His headlamp flickered and went dark.

His fingertips touched the escape hatch, then his palms. He drew his knife and stabbed around the edge of the hatch, hacking away at the thin metal until it fell away and disappeared in the swirling water. He stuck both arms through the hatch, braced his elbows on the roof, and levered himself up and out. Water bubbled up behind him and began flowing over the elevator car’s roof.

He tested the cable: It was thick with grease and grit. Half-a-decade old or not, the lubricant made the cable unclimbable. He looked around for a maintenance ladder. There wasn’t one. Fisher knew what this meant: a ride up the shaft like a piece of flotsam. The trip took only a few minutes, but in the narrow confines of the shaft the water roiled and whooshed as air from the complex below sought escape through one of the few exits left.
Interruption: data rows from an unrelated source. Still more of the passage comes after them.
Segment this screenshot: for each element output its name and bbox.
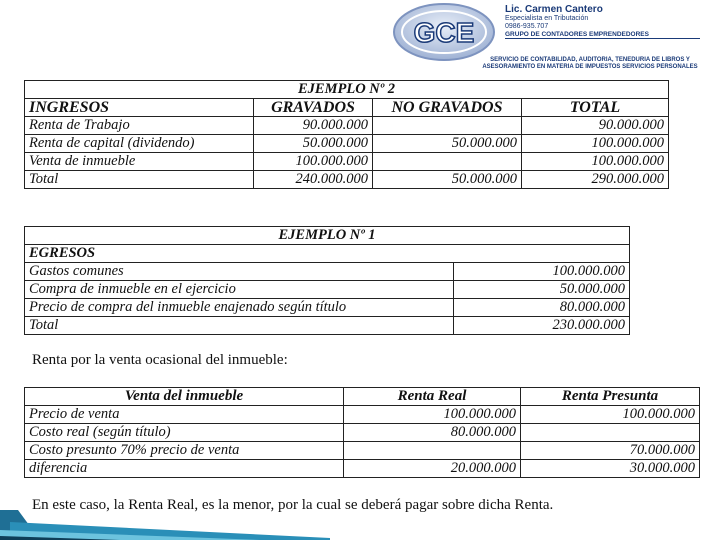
cell-value: 50.000.000	[254, 135, 373, 153]
cell-value: 90.000.000	[522, 117, 669, 135]
col-ingresos: INGRESOS	[25, 99, 254, 117]
table-row	[25, 424, 700, 442]
cell-value: 240.000.000	[254, 171, 373, 189]
cell-value	[521, 424, 700, 442]
col-venta-inmueble: Venta del inmueble	[25, 388, 344, 406]
cell-value: 100.000.000	[522, 135, 669, 153]
table-row	[25, 442, 700, 460]
contact-block	[505, 4, 720, 39]
table-row	[25, 117, 669, 135]
contact-name: Lic. Carmen Cantero	[505, 4, 603, 15]
row-label: Venta de inmueble	[25, 153, 254, 171]
table-row	[25, 135, 669, 153]
logo-text: GCE	[413, 17, 475, 48]
gce-logo	[392, 2, 502, 62]
cell-value: 90.000.000	[254, 117, 373, 135]
table-row	[25, 281, 630, 299]
cell-value: 230.000.000	[454, 317, 630, 335]
cell-value: 100.000.000	[454, 263, 630, 281]
cell-value: 100.000.000	[522, 153, 669, 171]
cell-value: 50.000.000	[373, 135, 522, 153]
row-label: Renta de Trabajo	[25, 117, 254, 135]
table-row-total	[25, 317, 630, 335]
ejemplo-1-table	[24, 226, 630, 335]
row-label: Costo presunto 70% precio de venta	[25, 442, 344, 460]
row-label: Costo real (según título)	[25, 424, 344, 442]
conclusion-text: En este caso, la Renta Real, es la menor, por la cual se deberá pagar sobre dicha Renta.	[32, 497, 554, 513]
table-row-total	[25, 171, 669, 189]
row-label: Precio de venta	[25, 406, 344, 424]
cell-value: 100.000.000	[344, 406, 521, 424]
table-row	[25, 406, 700, 424]
ejemplo-1-title: EJEMPLO Nº 1	[25, 227, 630, 245]
row-label: Total	[25, 171, 254, 189]
cell-value: 100.000.000	[254, 153, 373, 171]
contact-services: SERVICIO DE CONTABILIDAD, AUDITORIA, TENEDURIA DE LIBROS Y ASESORAMIENTO EN MATERIA DE IMPUESTOS SERVICIOS PERSONALES	[482, 57, 698, 70]
contact-phone: 0986-935.707	[505, 23, 549, 30]
cell-value: 80.000.000	[344, 424, 521, 442]
contact-group: GRUPO DE CONTADORES EMPRENDEDORES	[505, 31, 700, 39]
cell-value	[373, 153, 522, 171]
venta-caption: Renta por la venta ocasional del inmueble:	[32, 352, 288, 368]
col-no-gravados: NO GRAVADOS	[373, 99, 522, 117]
col-total: TOTAL	[522, 99, 669, 117]
row-label: Total	[25, 317, 454, 335]
row-label: Renta de capital (dividendo)	[25, 135, 254, 153]
cell-value	[373, 117, 522, 135]
row-label: Gastos comunes	[25, 263, 454, 281]
cell-value: 80.000.000	[454, 299, 630, 317]
cell-value: 70.000.000	[521, 442, 700, 460]
contact-subtitle: Especialista en Tributación	[505, 15, 589, 22]
cell-value: 290.000.000	[522, 171, 669, 189]
cell-value: 50.000.000	[454, 281, 630, 299]
row-label: Precio de compra del inmueble enajenado según título	[25, 299, 454, 317]
row-label: diferencia	[25, 460, 344, 478]
cell-value: 20.000.000	[344, 460, 521, 478]
venta-inmueble-table	[24, 387, 700, 478]
decorative-swoosh	[0, 510, 330, 540]
table-row	[25, 263, 630, 281]
table-row	[25, 153, 669, 171]
egresos-heading: EGRESOS	[25, 245, 630, 263]
col-renta-presunta: Renta Presunta	[521, 388, 700, 406]
cell-value	[344, 442, 521, 460]
table-row	[25, 299, 630, 317]
ejemplo-2-table	[24, 80, 669, 189]
col-gravados: GRAVADOS	[254, 99, 373, 117]
cell-value: 50.000.000	[373, 171, 522, 189]
table-row	[25, 460, 700, 478]
col-renta-real: Renta Real	[344, 388, 521, 406]
cell-value: 30.000.000	[521, 460, 700, 478]
ejemplo-2-title: EJEMPLO Nº 2	[25, 81, 669, 99]
row-label: Compra de inmueble en el ejercicio	[25, 281, 454, 299]
cell-value: 100.000.000	[521, 406, 700, 424]
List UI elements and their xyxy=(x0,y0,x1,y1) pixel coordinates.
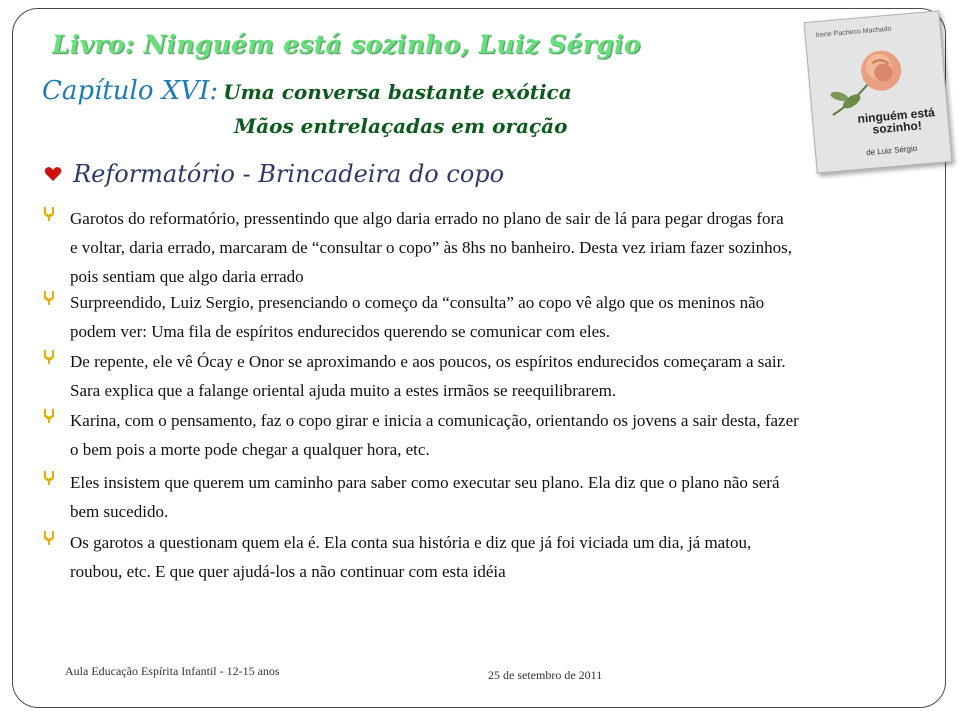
list-item-line: De repente, ele vê Ócay e Onor se aproximando e aos poucos, os espíritos endurecidos começaram a sair. xyxy=(70,352,786,371)
book-cover-title: ninguém está sozinho! xyxy=(856,105,936,137)
list-item-line: pois sentiam que algo daria errado xyxy=(70,267,304,286)
list-item-line: bem sucedido. xyxy=(70,502,169,521)
bullet-icon xyxy=(42,530,56,546)
bullet-icon xyxy=(42,290,56,306)
list-item-line: podem ver: Uma fila de espíritos endurecidos querendo se comunicar com eles. xyxy=(70,322,611,341)
chapter-label: Capítulo XVI: xyxy=(42,76,219,106)
bullet-icon xyxy=(42,206,56,222)
book-cover-author: Irene Pacheco Machado xyxy=(815,25,892,40)
list-item-line: o bem pois a morte pode chegar a qualquer hora, etc. xyxy=(70,440,430,459)
list-item-line: Eles insistem que querem um caminho para saber como executar seu plano. Ela diz que o plano não será xyxy=(70,473,780,492)
list-item-line: roubou, etc. E que quer ajudá-los a não continuar com esta idéia xyxy=(70,562,506,581)
bullet-icon xyxy=(42,349,56,365)
book-title: Livro: Ninguém está sozinho, Luiz Sérgio xyxy=(52,30,641,59)
list-item-line: Sara explica que a falange oriental ajuda muito a estes irmãos se reequilibrarem. xyxy=(70,381,617,400)
footer-date: 25 de setembro de 2011 xyxy=(488,668,603,682)
heart-bullet-icon xyxy=(44,166,62,182)
chapter-subtitle: Mãos entrelaçadas em oração xyxy=(234,114,568,138)
list-item-line: Karina, com o pensamento, faz o copo girar e inicia a comunicação, orientando os jovens a sair desta, fazer xyxy=(70,411,799,430)
section-heading xyxy=(44,160,504,188)
chapter-title xyxy=(42,76,572,106)
section-heading-text: Reformatório - Brincadeira do copo xyxy=(73,160,505,188)
bullet-icon xyxy=(42,470,56,486)
footer-course: Aula Educação Espírita Infantil - 12-15 anos xyxy=(65,664,280,678)
chapter-name: Uma conversa bastante exótica xyxy=(223,80,572,104)
list-item-line: Os garotos a questionam quem ela é. Ela conta sua história e diz que já foi viciada um dia, já matou, xyxy=(70,533,752,552)
list-item-line: e voltar, daria errado, marcaram de “consultar o copo” às 8hs no banheiro. Desta vez iriam fazer sozinhos, xyxy=(70,238,792,257)
book-cover-image xyxy=(804,10,953,173)
bullet-icon xyxy=(42,408,56,424)
book-cover-by: de Luiz Sérgio xyxy=(865,143,918,158)
list-item-line: Garotos do reformatório, pressentindo que algo daria errado no plano de sair de lá para pegar drogas fora xyxy=(70,209,784,228)
list-item-line: Surpreendido, Luiz Sergio, presenciando o começo da “consulta” ao copo vê algo que os meninos não xyxy=(70,293,765,312)
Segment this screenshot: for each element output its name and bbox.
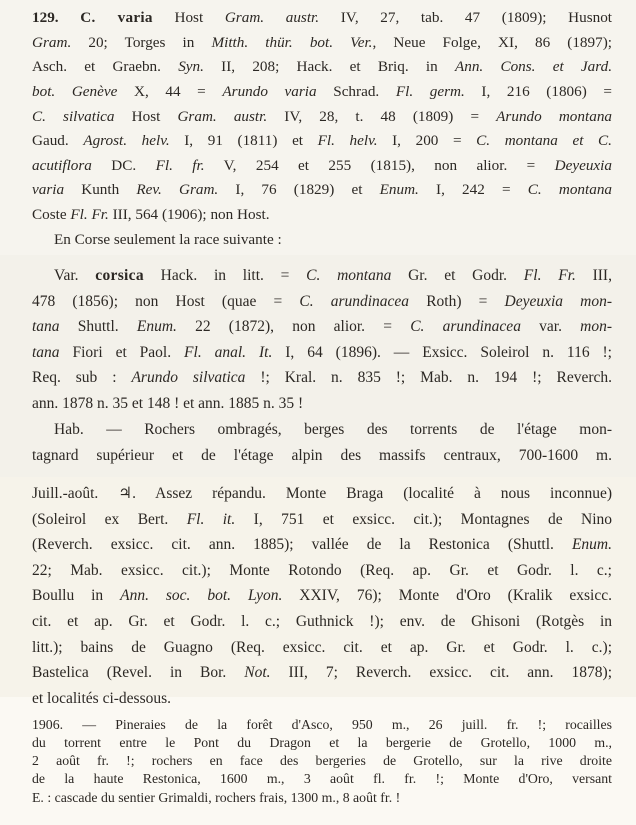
text-run: Hack. in litt. = [143,267,307,284]
text-line [32,105,612,130]
text-run: I, 242 = [418,181,528,198]
bold-text: C. varia [80,9,153,26]
text-line [32,609,612,635]
italic-text: Enum. [136,318,177,335]
text-line [32,314,612,340]
text-line [32,686,612,712]
bold-text: corsica [95,267,144,284]
italic-text: Fl. it. [186,511,236,528]
text-line [32,178,612,203]
italic-text: Fl. anal. It. [184,344,273,361]
text-line [32,443,612,469]
text-line [32,55,612,80]
italic-text: Fl. Fr. [70,206,109,223]
text-line [32,417,612,443]
text-line [32,31,612,56]
text-run: II, 208; Hack. et Briq. in [203,58,455,75]
text-line [32,228,612,253]
italic-text: Deyeuxia [554,157,612,174]
text-run: III, 564 (1906); non Host. [108,206,270,223]
italic-text: C. montana [306,267,392,284]
text-run: Boullu in [32,587,121,604]
text-line [32,154,612,179]
italic-text: Mitth. thür. bot. Ver. [211,34,373,51]
italic-text: Ann. soc. bot. Lyon. [120,587,283,604]
italic-text: C. montana et C. [476,132,612,149]
italic-text: Rev. Gram. [136,181,219,198]
italic-text: Fl. Fr. [523,267,576,284]
text-run: Host [114,108,178,125]
text-run: Coste [32,206,71,223]
text-line [32,6,612,31]
text-line [32,129,612,154]
text-line [32,583,612,609]
italic-text: Fl. germ. [395,83,465,100]
text-run: 1906. — Pineraies de la forêt d'Asco, 950 m., 26 juill. fr. !; rocailles [32,717,612,732]
text-line [32,340,612,366]
text-line [32,481,612,507]
text-line [32,80,612,105]
italic-text: Not. [244,664,271,681]
text-run: I, 91 (1811) et [169,132,318,149]
text-run: Juill.-août. ♃. Assez répandu. Monte Braga (localité à nous inconnue) [32,485,612,502]
italic-text: acutiflora [32,157,92,174]
text-run: Schrad. [316,83,396,100]
italic-text: Deyeuxia mon- [504,293,613,310]
italic-text: C. arundinacea [410,318,521,335]
text-run: IV, 28, t. 48 (1809) = [267,108,497,125]
text-line [32,507,612,533]
text-run: , Neue Folge, XI, 86 (1897); [372,34,612,51]
text-run: Shuttl. [59,318,137,335]
italic-text: bot. Genève [32,83,118,100]
text-line [32,558,612,584]
text-line [32,289,612,315]
text-run: Gaud. [32,132,84,149]
italic-text: Gram. [32,34,72,51]
italic-text: C. arundinacea [299,293,410,310]
text-run: tagnard supérieur et de l'étage alpin des massifs centraux, 700-1600 m. [32,447,612,464]
text-run: I, 76 (1829) et [218,181,380,198]
italic-text: Enum. [571,536,612,553]
text-run: Bastelica (Revel. in Bor. [32,664,245,681]
italic-text: varia [32,181,65,198]
italic-text: Gram. austr. [177,108,268,125]
text-line [32,365,612,391]
text-line [32,203,612,228]
text-run: III, [575,267,612,284]
text-run: X, 44 = [117,83,223,100]
text-run: litt.); bains de Guagno (Req. exsicc. cit. et ap. Gr. et Godr. l. c.); [32,639,612,656]
text-run: 22 (1872), non alior. = [176,318,411,335]
italic-text: Agrost. helv. [83,132,170,149]
text-line [32,391,612,417]
italic-text: C. silvatica [32,108,115,125]
text-line [32,532,612,558]
italic-text: C. montana [527,181,613,198]
text-run: E. : cascade du sentier Grimaldi, rochers frais, 1300 m., 8 août fr. ! [32,790,401,805]
text-run: IV, 27, tab. 47 (1809); Husnot [319,9,613,26]
text-run: Var. [54,267,96,284]
text-line [32,716,612,734]
text-run: III, 7; Reverch. exsicc. cit. ann. 1878); [270,664,613,681]
text-run: Host [152,9,225,26]
italic-text: Gram. austr. [224,9,320,26]
text-run: et localités ci-dessous. [32,690,172,707]
bold-text: 129. [32,9,59,26]
text-run: var. [520,318,581,335]
italic-text: Arundo montana [496,108,612,125]
text-run: Hab. — Rochers ombragés, berges des torrents de l'étage mon- [54,421,612,438]
italic-text: mon- [580,318,613,335]
text-run: (Soleirol ex Bert. [32,511,187,528]
text-run: !; Kral. n. 835 !; Mab. n. 194 !; Reverch. [245,369,612,386]
text-run: 2 août fr. !; rochers en face des bergeries de Grotello, sur la rive droite [32,753,612,768]
text-run: Req. sub : [32,369,132,386]
text-run: du torrent entre le Pont du Dragon et la bergerie de Grotello, 1000 m., [32,735,612,750]
text-run: Kunth [64,181,137,198]
italic-text: Arundo varia [222,83,317,100]
text-run: V, 254 et 255 (1815), non alior. = [204,157,555,174]
text-line [32,789,612,807]
text-line [32,752,612,770]
text-run: I, 200 = [377,132,477,149]
text-run: I, 216 (1806) = [464,83,612,100]
text-run: 478 (1856); non Host (quae = [32,293,300,310]
text-run: Gr. et Godr. [391,267,524,284]
text-line [32,770,612,788]
text-run: I, 751 et exsicc. cit.); Montagnes de Nino [235,511,613,528]
text-run: En Corse seulement la race suivante : [54,231,282,248]
italic-text: Arundo silvatica [131,369,246,386]
text-line [32,635,612,661]
text-line [32,660,612,686]
text-run: I, 64 (1896). — Exsicc. Soleirol n. 116 !; [272,344,612,361]
text-run: DC. [91,157,156,174]
text-run [59,9,81,26]
text-run: Asch. et Graebn. [32,58,179,75]
text-run: 22; Mab. exsicc. cit.); Monte Rotondo (Req. ap. Gr. et Godr. l. c.; [32,562,612,579]
italic-text: Fl. fr. [155,157,205,174]
italic-text: tana [32,318,60,335]
italic-text: Ann. Cons. et Jard. [454,58,612,75]
text-run: cit. et ap. Gr. et Godr. l. c.; Guthnick !); env. de Ghisoni (Rotgès in [32,613,612,630]
text-run: ann. 1878 n. 35 et 148 ! et ann. 1885 n. 35 ! [32,395,304,412]
text-run: 20; Torges in [71,34,212,51]
text-line [32,734,612,752]
text-line [32,263,612,289]
italic-text: tana [32,344,60,361]
italic-text: Enum. [379,181,419,198]
text-run: Fiori et Paol. [59,344,185,361]
text-run: de la haute Restonica, 1600 m., 3 août fl. fr. !; Monte d'Oro, versant [32,771,612,786]
text-run: (Reverch. exsicc. cit. ann. 1885); vallée de la Restonica (Shuttl. [32,536,572,553]
italic-text: Fl. helv. [317,132,378,149]
text-run: XXIV, 76); Monte d'Oro (Kralik exsicc. [282,587,612,604]
text-run: Roth) = [409,293,505,310]
italic-text: Syn. [178,58,204,75]
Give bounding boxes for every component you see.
When he drew level with the door, he found it closed, but ten seconds of levering with his knife opened a gap wide enough for him to squeeze both hands through; another twenty seconds and he was lying on the concrete floor of the hut. Water gushed after him and sloshed across the floor.

Bad to worse, Fisher thought. The hut was made of cinder block, the door of thick steel secured by a virtually indestructible lock. Fisher looked around. The inside was barren, just a floor, four walls, and a roof. Fisher caught himself. Not just walls — five-decade-old walls. He didn’t need to find an exit; he needed to let the water make him an exit.

As the water rose past his ankles and then his knees, he hobbled from wall to wall, using the tip of his knife to test the grout between the cinder blocks. It wasn’t until the water had reached his waist that he found the spot he wanted. He began chiseling at it, concentrating the knife’s point on a quarter-sized spot. He stopped, stuck his finger into the hole. Halfway there. He jammed the knife back into the hole and hammered at it with his fist until his skin split and blood ran down his forearm. He switched hands and kept pounding.